Existem três tipos do gene APOE que uma pessoa pode carregar. Um chamado APOE2 é considerado protetor contra o desenvolvimento da doença de Alzheimer. APOE3 é considerado conferir um risco neutro da doença.
APOE4, por outro lado, é má notícia. Há muito tempo é reconhecido que pessoas com pelo menos uma cópia do gene APOE4 têm um risco elevado de desenvolver a doença de Alzheimer, enquanto pessoas com duas cópias tinham um risco ainda maior.
Agora, os pesquisadores dizem que APOE4 não deve ser apenas reconhecido como um fator de risco, mas deve ser visto como uma forma herdada da doença, virtualmente assegurando que uma pessoa que tenha duas cópias desenvolverá as mudanças biológicas associadas à doença de Alzheimer em seus cérebros.
Extraindo o papel do gene na doença de Alzheimer
No novo estudo, pesquisadores da Espanha e dos Estados Unidos compararam pessoas em estudos clínicos que tinham duas cópias do gene APOE4 com pessoas que tinham outras formas do gene APOE.
Eles também compararam pessoas com duas cópias de APOE4 com pessoas com outras formas herdadas da doença: doença de Alzheimer autossômica dominante de início precoce e doença de Alzheimer associada à síndrome de Down. O estudo incluiu dados de quase 3.300 cérebros armazenados no National Alzheimer’s Coordinating Center e dados de mais 10.000 pessoas que participaram de cinco ensaios clínicos.

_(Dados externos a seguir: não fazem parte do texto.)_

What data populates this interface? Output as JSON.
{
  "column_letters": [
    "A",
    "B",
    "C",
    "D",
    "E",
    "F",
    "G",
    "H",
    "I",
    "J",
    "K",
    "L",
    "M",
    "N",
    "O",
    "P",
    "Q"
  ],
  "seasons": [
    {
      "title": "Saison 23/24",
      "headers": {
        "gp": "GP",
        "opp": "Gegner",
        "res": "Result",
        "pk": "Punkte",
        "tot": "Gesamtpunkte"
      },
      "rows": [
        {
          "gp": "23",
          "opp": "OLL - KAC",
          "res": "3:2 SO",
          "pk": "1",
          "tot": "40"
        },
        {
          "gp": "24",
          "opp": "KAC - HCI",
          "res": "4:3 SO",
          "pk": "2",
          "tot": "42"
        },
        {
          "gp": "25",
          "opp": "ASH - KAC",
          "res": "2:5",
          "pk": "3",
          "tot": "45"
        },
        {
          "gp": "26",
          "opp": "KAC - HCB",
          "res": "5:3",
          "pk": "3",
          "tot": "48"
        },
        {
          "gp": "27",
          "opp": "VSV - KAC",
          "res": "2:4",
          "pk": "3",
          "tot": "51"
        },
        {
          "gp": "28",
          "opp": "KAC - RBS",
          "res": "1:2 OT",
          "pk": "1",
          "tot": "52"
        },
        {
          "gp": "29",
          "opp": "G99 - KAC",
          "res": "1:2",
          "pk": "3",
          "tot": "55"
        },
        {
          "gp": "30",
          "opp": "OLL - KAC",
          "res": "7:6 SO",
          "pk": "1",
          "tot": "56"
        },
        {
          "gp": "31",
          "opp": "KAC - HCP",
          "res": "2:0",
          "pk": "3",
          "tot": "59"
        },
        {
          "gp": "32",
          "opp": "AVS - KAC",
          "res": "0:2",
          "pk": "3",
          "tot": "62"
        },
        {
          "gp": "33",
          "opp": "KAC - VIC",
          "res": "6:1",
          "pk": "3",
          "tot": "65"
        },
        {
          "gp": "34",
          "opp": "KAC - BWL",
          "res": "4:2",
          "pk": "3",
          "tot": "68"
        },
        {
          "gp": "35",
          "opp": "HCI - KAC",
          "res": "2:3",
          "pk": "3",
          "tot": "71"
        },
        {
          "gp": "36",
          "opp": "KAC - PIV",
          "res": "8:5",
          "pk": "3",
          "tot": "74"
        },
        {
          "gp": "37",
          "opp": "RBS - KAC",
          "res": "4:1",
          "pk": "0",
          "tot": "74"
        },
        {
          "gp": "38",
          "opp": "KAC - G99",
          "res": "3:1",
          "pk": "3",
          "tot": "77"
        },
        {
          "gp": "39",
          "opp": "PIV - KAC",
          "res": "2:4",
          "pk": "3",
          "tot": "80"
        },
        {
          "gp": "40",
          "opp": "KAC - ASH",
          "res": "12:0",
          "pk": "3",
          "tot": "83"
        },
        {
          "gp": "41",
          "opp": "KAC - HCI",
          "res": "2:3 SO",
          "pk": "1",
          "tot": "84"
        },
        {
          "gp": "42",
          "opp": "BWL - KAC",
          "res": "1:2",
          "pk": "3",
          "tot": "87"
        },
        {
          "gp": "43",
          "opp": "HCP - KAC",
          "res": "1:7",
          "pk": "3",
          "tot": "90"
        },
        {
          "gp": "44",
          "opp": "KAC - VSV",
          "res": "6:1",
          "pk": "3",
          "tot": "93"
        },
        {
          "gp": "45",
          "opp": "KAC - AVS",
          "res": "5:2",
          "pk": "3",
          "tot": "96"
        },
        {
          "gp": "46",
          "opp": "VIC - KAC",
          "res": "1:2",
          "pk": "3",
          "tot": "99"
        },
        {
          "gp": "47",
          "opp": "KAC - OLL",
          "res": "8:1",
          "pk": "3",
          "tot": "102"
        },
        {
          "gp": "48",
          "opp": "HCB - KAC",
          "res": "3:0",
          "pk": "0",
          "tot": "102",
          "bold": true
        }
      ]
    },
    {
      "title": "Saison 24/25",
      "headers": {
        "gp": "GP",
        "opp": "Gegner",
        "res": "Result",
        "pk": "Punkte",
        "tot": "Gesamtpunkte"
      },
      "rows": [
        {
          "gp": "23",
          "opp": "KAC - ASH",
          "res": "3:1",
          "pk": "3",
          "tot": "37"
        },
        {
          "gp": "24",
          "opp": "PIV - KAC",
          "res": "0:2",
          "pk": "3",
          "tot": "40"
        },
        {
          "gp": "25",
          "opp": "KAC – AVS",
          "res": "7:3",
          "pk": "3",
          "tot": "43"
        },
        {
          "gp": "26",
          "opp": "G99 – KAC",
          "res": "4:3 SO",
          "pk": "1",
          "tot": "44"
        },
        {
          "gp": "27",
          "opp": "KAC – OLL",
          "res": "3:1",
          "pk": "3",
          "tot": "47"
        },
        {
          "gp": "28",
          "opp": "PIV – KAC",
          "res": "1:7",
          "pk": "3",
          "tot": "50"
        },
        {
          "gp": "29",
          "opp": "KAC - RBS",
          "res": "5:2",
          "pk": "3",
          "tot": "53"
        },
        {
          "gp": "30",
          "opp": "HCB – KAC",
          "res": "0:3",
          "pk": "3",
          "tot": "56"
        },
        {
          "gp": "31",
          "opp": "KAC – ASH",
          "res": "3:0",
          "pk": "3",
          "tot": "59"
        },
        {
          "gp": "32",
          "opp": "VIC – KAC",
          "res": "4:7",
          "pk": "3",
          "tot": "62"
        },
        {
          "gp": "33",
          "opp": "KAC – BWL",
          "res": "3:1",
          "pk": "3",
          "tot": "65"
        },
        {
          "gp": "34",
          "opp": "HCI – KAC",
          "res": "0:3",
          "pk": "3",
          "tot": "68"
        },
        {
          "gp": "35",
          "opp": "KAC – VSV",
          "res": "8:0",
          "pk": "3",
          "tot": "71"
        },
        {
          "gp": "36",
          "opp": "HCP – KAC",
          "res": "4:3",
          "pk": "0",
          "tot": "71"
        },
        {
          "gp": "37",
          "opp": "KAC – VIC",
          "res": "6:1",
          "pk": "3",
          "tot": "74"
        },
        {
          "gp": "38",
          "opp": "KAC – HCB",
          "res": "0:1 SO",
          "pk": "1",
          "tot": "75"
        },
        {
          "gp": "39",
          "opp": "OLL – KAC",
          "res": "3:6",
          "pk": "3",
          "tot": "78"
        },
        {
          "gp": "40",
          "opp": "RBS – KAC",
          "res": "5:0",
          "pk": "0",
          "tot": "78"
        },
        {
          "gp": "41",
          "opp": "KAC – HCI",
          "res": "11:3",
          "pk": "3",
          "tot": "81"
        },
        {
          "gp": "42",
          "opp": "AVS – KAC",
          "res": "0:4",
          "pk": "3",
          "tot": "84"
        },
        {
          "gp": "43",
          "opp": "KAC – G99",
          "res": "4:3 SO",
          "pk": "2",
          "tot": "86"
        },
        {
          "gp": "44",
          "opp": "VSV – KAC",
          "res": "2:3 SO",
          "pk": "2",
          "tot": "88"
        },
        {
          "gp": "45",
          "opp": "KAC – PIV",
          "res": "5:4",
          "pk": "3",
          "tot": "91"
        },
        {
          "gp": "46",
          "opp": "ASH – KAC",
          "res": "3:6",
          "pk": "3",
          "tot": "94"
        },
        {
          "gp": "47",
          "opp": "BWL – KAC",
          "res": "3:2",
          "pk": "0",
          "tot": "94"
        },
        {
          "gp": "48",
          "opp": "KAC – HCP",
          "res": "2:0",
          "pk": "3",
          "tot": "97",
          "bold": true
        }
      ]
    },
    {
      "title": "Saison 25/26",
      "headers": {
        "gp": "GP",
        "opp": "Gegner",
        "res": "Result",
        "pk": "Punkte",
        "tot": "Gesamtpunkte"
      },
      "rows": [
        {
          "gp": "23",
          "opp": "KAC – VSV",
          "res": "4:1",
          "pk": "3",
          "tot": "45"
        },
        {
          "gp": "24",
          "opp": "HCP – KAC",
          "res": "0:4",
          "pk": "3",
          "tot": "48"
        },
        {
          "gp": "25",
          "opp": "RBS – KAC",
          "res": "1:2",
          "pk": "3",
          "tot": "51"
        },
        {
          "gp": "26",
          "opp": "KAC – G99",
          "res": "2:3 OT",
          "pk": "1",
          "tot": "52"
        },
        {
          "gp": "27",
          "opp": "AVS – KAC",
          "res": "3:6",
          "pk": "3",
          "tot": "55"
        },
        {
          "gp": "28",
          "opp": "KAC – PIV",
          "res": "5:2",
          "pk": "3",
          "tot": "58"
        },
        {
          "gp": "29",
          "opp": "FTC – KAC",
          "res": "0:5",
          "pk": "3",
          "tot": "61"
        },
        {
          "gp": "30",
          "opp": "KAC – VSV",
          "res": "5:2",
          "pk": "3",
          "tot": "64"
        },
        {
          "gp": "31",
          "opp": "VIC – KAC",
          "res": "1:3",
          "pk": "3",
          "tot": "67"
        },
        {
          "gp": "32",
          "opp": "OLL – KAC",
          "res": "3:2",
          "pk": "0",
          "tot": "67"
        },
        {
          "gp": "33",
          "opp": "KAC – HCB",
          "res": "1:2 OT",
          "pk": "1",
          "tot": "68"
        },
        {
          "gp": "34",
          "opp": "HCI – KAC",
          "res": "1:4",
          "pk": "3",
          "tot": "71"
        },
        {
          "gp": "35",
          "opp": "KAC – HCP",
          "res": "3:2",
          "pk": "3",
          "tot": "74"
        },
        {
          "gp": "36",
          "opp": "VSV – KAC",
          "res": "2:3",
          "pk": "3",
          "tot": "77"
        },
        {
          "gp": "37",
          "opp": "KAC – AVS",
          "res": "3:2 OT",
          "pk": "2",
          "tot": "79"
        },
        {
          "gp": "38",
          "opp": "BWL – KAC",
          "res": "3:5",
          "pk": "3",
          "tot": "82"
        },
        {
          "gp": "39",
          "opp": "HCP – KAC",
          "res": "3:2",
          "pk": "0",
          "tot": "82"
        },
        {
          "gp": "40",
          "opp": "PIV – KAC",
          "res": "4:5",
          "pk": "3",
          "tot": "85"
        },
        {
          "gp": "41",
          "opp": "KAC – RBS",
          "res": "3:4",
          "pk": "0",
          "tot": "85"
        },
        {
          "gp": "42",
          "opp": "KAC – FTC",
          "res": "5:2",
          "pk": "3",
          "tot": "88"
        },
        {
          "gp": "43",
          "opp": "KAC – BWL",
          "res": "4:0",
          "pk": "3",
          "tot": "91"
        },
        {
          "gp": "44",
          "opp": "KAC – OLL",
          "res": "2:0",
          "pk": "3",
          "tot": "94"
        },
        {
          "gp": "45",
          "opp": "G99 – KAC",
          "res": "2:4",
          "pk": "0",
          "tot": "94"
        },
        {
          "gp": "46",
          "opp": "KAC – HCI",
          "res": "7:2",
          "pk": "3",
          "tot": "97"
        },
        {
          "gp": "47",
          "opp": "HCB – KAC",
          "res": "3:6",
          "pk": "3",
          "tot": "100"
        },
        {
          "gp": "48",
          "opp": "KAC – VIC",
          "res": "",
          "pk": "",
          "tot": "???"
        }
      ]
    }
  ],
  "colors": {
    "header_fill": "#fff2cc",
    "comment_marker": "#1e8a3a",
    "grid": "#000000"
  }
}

Não apenas as pessoas com duas cópias do gene APOE4 eram muito mais propensas a desenvolver as mudanças biológicas que levam à doença de Alzheimer, semelhantes às pessoas com outras formas genéticas da doença, elas estavam quase garantidas ao diagnóstico: Quase 95% das pessoas nos estudos com duas cópias do gene APOE4 tinham a biologia da doença de Alzheimer até os 82 anos de idade.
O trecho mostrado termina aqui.